Part One - Hands-On
Lords of Shadow 2 opens with a combat tutorial couched inside a flashback. Dracula, seemingly at the height of his power, seems fairly nonchalant considering his castle is under siege by an army that wants his head. It's only as his enemies reach the throne room that Drac deems the threat powerful enough to get Dracula out of his seat and into the fight.
At first (and maybe second) glance, the combat of Lords of Shadow 2 immediately looks and feels very similar to the original and, by extension, the God of War series. After a few minutes of approaching it that way, relying heavily on dodge-rolling and button-mashing, it became clear the combat encourages a different set of considerations. The dual magic system, where weapons and abilities are branded Chaos or Void, returns and certain enemies will require players to switch between the two: Dracula can break down knights sporting large shields using slower, stronger Chaos weapons. Dracula can also revive himself slightly by biting his weakened enemies. Most importantly, players can (and should) block and parry enemy attacks, rather than rolling on the floor like a maniac. Figuring out the timing needed to block and counter automatically demands a higher level of focus than a pure "beat-em-up" action game.
After taking down a few waves of knights and nailing down the combat basics, Dracula heads outside to find his castle being torn down by a giant siege robot that, acting as both environment and enemy, begs for another the God of War comparison. Drac shows off some run-of-the-mill climbing mechanics as he scales and dismantles the weapon while avoiding projectiles and traps. Sprinkle in a few more combat arenas, and it's clear that, while the game has a distinct play-style - one that's more successful than its predecessors - this is not a game looking to re-invent the wheel.

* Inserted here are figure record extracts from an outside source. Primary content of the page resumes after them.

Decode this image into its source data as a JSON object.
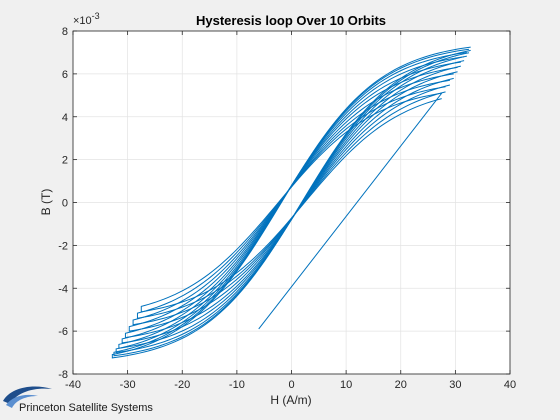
{
  "chart_data": {
    "type": "line",
    "title": "Hysteresis loop Over 10 Orbits",
    "xlabel": "H (A/m)",
    "ylabel": "B (T)",
    "y_exponent_base": "×10",
    "y_exponent_power": "-3",
    "xlim": [
      -40,
      40
    ],
    "ylim": [
      -8,
      8
    ],
    "xticks": [
      -40,
      -30,
      -20,
      -10,
      0,
      10,
      20,
      30,
      40
    ],
    "yticks": [
      -8,
      -6,
      -4,
      -2,
      0,
      2,
      4,
      6,
      8
    ],
    "grid": true,
    "line_color": "#0072BD",
    "series": [
      {
        "initial_segment": {
          "x": [
            -6,
            27.5
          ],
          "y": [
            -5.9,
            5.1
          ]
        },
        "loops": [
          {
            "h": 27.5,
            "b": 5.1,
            "a": 2.4
          },
          {
            "h": 28.2,
            "b": 5.4,
            "a": 2.3
          },
          {
            "h": 29.0,
            "b": 5.7,
            "a": 2.2
          },
          {
            "h": 29.7,
            "b": 6.0,
            "a": 2.15
          },
          {
            "h": 30.4,
            "b": 6.3,
            "a": 2.1
          },
          {
            "h": 31.0,
            "b": 6.55,
            "a": 2.05
          },
          {
            "h": 31.6,
            "b": 6.8,
            "a": 2.0
          },
          {
            "h": 32.1,
            "b": 7.0,
            "a": 1.95
          },
          {
            "h": 32.5,
            "b": 7.15,
            "a": 1.9
          },
          {
            "h": 32.8,
            "b": 7.25,
            "a": 1.85
          }
        ]
      }
    ]
  },
  "branding": {
    "company": "Princeton Satellite Systems",
    "logo_color": "#1f4e8c"
  }
}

Things get more interesting once the flashback comes to a close and we enter the modern era. Without giving too much away, years have passed since Dracula retreated from the world, presumed dead by his enemies. He's no longer the powerful vampire lord we just controlled, but a sickly-looking, grey-haired bag of bones. (You know exactly what I mean if you've finished the first Lords of Shadow) Since his supposed demise, Castlevania has fallen apart and a 21st century city has been built up and around the ruins. After making it very clear that Dracula is still very much a villain in the larger scheme of things, the weakened Lord of Shadow finds a reason to finally come out of hiding.
Before he can achieve his goals, though, his first order of business will be getting his strength back. Dracula's quest for power sends him to an "abandoned" laboratory where he must employ (gasp) stealth to sneak by and deceive enemies deemed too strong for him to fight head-on. Rather than risk frustration by creating what a cover system for what seems like a secondary, the game adds a set of contextual abilities for stealth situations: In one sequence, players shape-shift into a rat to hide from a hulking, mini gun-toting guard, then possess him to open a locked door. Though the stealth sequence was thankfully brief, the tutorial language guiding players through suggests there may be a few of these sequences sprinkled throughout the game.